Nur ein Druckmittel oder ernsthafte Wechselabsichten?

Ob und wann zu einem Wechsel kommt ist jedoch vollkommen offen. Da Coman vertraglich bis 2023 an den FC Bayern gebunden ist, haben die Münchner (noch) alles selbst in der Hand. Gerüchten zufolge soll der Rekordmeister ab einer Ablöse von 90 Mio. Euro gesprächsbereit sein. Das Problem: In 12 Monaten wendet sich das Blatt, dann rückt ein ablösefreier Abschied von der Isar immer näher. Zuletzt machten Meldungen die Runde, wonach dies für Coman durchaus eine interessante Option wäre. Damit könnte er, wie David Alaba diesen Sommer, vollkommen losgelöst von den Bayern einen neuen Vertrag verhandeln, was vor allem aus finanzieller Sicht ein deutlicher Mehrwert wäre.

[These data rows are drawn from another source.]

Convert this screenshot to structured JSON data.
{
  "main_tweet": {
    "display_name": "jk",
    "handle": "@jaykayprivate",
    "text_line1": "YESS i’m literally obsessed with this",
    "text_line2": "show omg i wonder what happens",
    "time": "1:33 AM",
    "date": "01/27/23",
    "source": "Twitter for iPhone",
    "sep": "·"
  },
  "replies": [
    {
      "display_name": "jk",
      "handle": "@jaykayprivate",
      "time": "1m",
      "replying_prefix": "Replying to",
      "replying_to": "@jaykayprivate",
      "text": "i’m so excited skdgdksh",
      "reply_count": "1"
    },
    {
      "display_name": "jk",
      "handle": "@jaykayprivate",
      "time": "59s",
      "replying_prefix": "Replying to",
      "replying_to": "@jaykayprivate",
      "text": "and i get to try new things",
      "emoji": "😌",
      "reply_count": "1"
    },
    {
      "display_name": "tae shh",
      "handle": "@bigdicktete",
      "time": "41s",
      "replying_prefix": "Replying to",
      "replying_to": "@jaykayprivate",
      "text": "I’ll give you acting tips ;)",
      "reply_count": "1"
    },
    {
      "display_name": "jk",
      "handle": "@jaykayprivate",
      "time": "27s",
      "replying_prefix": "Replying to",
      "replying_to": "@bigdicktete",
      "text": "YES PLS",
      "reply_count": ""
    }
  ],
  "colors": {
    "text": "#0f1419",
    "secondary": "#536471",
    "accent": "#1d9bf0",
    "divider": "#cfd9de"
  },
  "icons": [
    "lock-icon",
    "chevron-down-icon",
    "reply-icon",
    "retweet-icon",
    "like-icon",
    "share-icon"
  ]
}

Die aktuellen Meldungen könnten jedoch auch nur als Druckmittel dienen, damit die Bayern in den Verhandlungen etwas „großzügiger“ agieren. Es wäre nicht das erste Mal, dass die Spielerseite bzw. die Berater bewusst Gerüchte streuen um den aktuellen Arbeitgeber zu beeinflussen.